Bu bilgileri şimdi doğal kaynakları sürdürülebilir bir şekilde yönetmek ve ormanlarını korumak ve rehabilite etmek için kullanıyorlar.

Sürdürülebilir mera ve hayvancılık yönetimi

Çiftçilerin ana gelir kaynağı hayvancılıktır. Küçükbaş hayvan sayısının arttığı her yıl, doğal meraların taşıma kapasitesini korumak için koyunlar pazarda satılmakta ya da tüketim amaçlı kullanılmaktadır. Koyun satışı çoğunlukla yaz aylarında yapılmaktadır. Kişisel kullanım için hayvanlar sonbaharda kesilir ve bir sonraki sonbahara kadar tüketilmek üzere stok olarak konserve edilir. Şu anda köyde toplam 5.000 baş olmak üzere 4 küçükbaş hayvan sürüsü ve 700 baş sığır bulunmaktadır.
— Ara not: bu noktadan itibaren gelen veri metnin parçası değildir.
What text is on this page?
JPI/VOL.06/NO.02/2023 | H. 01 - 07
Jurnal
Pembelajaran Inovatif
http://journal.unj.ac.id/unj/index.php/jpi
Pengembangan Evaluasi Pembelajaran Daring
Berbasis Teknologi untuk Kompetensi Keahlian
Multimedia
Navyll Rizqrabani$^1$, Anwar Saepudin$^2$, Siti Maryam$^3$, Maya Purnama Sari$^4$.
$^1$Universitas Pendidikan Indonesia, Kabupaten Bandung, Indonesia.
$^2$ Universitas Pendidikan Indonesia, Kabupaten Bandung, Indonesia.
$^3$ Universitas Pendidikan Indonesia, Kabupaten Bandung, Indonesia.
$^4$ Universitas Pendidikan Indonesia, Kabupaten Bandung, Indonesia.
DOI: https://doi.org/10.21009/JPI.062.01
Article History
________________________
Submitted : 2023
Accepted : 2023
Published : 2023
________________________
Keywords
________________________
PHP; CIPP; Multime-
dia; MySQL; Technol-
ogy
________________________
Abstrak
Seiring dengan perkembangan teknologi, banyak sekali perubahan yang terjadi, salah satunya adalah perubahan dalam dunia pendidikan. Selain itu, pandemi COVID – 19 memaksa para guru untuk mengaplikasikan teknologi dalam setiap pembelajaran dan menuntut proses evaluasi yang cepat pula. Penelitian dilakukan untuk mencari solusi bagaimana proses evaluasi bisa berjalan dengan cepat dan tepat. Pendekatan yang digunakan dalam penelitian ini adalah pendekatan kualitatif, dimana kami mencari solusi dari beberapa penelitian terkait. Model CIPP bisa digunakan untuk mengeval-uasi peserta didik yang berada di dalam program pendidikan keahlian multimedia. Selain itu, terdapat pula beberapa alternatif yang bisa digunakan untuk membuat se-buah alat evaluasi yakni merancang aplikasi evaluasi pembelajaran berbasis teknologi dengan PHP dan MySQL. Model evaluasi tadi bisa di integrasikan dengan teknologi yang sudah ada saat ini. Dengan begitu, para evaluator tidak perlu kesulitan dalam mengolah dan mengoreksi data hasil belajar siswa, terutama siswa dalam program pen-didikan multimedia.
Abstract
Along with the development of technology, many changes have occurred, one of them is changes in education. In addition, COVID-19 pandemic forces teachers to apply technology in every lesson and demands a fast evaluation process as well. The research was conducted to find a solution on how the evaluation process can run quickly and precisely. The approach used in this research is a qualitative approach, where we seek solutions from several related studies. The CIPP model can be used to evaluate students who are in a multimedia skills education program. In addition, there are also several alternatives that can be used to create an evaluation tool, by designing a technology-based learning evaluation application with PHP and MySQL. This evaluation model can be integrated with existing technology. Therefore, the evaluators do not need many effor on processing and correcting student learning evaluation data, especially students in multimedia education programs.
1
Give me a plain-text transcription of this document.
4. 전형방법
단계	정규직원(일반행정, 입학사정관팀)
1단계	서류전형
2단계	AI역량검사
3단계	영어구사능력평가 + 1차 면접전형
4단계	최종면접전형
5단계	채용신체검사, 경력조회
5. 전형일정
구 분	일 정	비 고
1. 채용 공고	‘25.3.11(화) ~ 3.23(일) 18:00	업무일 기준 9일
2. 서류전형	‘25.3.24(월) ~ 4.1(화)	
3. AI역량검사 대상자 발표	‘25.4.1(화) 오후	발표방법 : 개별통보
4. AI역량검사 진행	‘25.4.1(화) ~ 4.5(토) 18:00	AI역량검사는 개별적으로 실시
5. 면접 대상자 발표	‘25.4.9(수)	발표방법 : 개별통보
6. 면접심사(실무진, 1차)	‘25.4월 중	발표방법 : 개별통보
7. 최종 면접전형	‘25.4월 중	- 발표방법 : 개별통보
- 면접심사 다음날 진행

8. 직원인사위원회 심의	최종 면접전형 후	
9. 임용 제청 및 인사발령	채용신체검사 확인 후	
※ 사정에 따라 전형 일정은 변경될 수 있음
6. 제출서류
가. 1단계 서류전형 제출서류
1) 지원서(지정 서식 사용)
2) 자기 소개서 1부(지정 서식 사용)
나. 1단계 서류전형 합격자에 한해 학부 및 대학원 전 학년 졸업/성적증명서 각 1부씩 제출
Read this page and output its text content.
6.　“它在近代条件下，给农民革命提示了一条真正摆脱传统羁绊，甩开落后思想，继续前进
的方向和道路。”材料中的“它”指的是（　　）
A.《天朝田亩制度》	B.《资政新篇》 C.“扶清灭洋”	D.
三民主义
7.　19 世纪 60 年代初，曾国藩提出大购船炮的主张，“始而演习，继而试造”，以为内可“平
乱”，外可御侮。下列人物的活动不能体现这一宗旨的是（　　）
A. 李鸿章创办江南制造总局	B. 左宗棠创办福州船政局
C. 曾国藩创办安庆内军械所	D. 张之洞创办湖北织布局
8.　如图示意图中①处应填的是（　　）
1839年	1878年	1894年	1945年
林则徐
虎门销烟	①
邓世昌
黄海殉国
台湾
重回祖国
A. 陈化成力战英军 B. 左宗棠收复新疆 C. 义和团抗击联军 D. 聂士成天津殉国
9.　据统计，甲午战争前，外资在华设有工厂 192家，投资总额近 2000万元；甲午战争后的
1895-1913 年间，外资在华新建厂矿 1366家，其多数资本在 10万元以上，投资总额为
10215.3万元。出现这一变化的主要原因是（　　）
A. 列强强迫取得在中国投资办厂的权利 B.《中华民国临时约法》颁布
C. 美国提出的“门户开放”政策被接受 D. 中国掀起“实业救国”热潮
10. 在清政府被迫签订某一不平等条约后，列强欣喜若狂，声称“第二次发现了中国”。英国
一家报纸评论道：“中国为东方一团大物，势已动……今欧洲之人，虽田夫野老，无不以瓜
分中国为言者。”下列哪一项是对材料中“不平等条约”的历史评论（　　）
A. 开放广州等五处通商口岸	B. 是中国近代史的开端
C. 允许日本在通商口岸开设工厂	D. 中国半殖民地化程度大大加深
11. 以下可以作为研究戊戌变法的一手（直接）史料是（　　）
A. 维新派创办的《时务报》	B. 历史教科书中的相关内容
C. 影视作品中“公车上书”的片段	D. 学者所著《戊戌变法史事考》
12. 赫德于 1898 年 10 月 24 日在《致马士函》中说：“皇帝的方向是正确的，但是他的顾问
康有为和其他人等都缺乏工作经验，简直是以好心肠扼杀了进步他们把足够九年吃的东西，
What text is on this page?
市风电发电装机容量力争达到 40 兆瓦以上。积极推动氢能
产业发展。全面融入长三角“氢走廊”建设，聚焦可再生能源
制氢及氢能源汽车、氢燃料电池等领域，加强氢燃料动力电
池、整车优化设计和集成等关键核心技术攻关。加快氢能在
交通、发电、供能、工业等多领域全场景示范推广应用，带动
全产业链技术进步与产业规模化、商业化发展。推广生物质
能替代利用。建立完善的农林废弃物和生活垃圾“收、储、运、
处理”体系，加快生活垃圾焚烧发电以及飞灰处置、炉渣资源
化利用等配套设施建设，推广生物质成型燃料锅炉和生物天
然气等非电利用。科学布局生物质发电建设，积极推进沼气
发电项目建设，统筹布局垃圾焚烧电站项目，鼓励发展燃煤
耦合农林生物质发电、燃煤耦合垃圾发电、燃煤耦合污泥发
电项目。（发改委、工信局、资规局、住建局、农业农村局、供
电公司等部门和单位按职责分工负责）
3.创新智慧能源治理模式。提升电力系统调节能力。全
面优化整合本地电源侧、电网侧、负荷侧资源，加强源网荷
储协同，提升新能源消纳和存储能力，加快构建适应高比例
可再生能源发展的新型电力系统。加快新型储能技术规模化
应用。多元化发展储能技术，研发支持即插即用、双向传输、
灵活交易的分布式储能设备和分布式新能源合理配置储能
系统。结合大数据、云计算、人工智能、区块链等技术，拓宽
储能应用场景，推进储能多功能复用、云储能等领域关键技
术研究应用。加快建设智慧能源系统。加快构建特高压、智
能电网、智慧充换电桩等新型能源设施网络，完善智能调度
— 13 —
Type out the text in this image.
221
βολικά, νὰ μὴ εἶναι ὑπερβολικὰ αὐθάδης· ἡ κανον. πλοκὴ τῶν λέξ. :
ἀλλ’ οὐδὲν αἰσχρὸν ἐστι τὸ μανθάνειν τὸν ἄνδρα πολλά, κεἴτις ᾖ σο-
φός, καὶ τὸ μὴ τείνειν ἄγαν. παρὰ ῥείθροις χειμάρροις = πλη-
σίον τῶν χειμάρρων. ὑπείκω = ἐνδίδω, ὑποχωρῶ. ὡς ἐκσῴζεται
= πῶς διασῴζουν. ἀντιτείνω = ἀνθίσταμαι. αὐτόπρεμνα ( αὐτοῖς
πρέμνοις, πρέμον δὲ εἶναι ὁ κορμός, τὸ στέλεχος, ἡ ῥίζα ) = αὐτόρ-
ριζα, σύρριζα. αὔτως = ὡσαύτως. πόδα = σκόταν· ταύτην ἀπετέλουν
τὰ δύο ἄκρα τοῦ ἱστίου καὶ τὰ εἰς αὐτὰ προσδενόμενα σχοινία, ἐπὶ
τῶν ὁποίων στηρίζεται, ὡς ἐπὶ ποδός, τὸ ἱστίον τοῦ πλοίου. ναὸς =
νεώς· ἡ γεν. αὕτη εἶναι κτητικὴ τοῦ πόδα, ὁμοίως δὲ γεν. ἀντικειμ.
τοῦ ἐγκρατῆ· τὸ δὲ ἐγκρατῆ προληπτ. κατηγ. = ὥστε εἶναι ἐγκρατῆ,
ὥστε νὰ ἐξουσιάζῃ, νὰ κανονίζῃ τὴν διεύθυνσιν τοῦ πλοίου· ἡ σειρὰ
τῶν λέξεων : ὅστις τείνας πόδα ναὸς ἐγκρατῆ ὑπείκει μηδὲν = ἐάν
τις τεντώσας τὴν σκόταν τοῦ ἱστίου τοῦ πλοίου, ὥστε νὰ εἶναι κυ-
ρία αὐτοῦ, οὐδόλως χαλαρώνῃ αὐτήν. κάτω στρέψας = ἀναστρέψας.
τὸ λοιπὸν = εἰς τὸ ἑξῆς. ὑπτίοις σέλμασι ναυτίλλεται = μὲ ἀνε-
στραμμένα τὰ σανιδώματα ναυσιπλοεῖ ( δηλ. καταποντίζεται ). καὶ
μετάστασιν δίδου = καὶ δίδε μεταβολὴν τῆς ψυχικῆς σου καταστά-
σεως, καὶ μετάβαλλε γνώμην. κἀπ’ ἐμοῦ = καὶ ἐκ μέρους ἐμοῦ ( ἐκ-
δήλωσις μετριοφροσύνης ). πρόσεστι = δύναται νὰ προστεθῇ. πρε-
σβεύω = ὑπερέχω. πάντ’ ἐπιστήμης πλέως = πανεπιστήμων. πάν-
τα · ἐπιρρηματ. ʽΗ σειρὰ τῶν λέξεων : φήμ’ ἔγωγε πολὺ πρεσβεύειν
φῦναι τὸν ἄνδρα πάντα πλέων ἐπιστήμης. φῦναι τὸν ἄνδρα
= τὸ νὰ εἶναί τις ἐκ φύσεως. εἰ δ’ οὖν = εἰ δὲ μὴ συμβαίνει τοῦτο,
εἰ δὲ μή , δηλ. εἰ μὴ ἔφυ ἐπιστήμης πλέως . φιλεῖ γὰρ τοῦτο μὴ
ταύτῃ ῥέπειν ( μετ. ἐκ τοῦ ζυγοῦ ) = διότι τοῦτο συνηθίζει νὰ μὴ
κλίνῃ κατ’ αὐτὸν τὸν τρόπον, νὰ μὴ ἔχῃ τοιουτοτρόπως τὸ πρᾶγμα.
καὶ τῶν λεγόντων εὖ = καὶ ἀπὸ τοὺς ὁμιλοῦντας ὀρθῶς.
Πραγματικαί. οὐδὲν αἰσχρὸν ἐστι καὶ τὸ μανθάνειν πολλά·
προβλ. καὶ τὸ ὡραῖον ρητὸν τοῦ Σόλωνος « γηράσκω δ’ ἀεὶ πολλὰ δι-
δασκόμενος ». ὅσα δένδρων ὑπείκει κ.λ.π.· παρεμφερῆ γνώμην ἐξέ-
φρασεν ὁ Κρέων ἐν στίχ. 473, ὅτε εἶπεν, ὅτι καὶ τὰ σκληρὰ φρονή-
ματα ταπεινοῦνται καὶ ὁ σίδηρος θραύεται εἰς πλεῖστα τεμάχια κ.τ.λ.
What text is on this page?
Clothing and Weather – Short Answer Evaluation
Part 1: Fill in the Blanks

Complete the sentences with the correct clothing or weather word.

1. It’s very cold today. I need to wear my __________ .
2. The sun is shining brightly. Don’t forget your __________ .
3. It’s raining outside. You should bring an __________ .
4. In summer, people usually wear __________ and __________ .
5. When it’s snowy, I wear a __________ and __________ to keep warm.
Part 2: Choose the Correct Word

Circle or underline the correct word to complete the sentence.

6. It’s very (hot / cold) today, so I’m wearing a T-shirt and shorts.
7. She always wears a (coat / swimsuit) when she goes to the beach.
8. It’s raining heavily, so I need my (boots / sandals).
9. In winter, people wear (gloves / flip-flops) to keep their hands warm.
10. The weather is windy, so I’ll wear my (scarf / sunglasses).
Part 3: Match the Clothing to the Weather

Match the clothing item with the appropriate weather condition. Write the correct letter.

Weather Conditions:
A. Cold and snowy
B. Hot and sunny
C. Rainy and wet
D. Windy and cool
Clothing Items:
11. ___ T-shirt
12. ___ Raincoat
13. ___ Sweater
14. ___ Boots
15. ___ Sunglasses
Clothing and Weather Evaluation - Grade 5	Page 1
Et ürünlerinin yanı sıra çiftçi aileler yerel peynir (inek ve keçi) üretiminden de küçük bir gelir elde etmektedir. Son zamanlarda keçi peynirine olan talep, bölge şehir merkezlerinden köye seyahat eden insanlar tarafından artmıştır.

Son zamanlarda hayvan sahipleri sürülerindeki küçükbaş hayvan sayısını %30 oranında (7.500'den 5.000'e) azaltmıştır. Hayvan sayısı bayarlar (hayvancılık konusunda geniş deneyime sahip seçilmiş çiftçiler) tarafından kontrol edilmektedir. Bayarlar her iki ayda bir hayvan sayısını kontrol etmekte ve sürünün 1.000 başı aşması halinde hayvan sahiplerini hayvan sayısını azaltmaları konusunda uyarmaktadır. Her sezon sonunda çiftçiler hayvanlarını satarak sürülerini 800 başa düşürüyor. Çiftçiler ayrıca yaylaların sert soğuğuna dayanıklı sığır cinslerini geliştirmeye başladı.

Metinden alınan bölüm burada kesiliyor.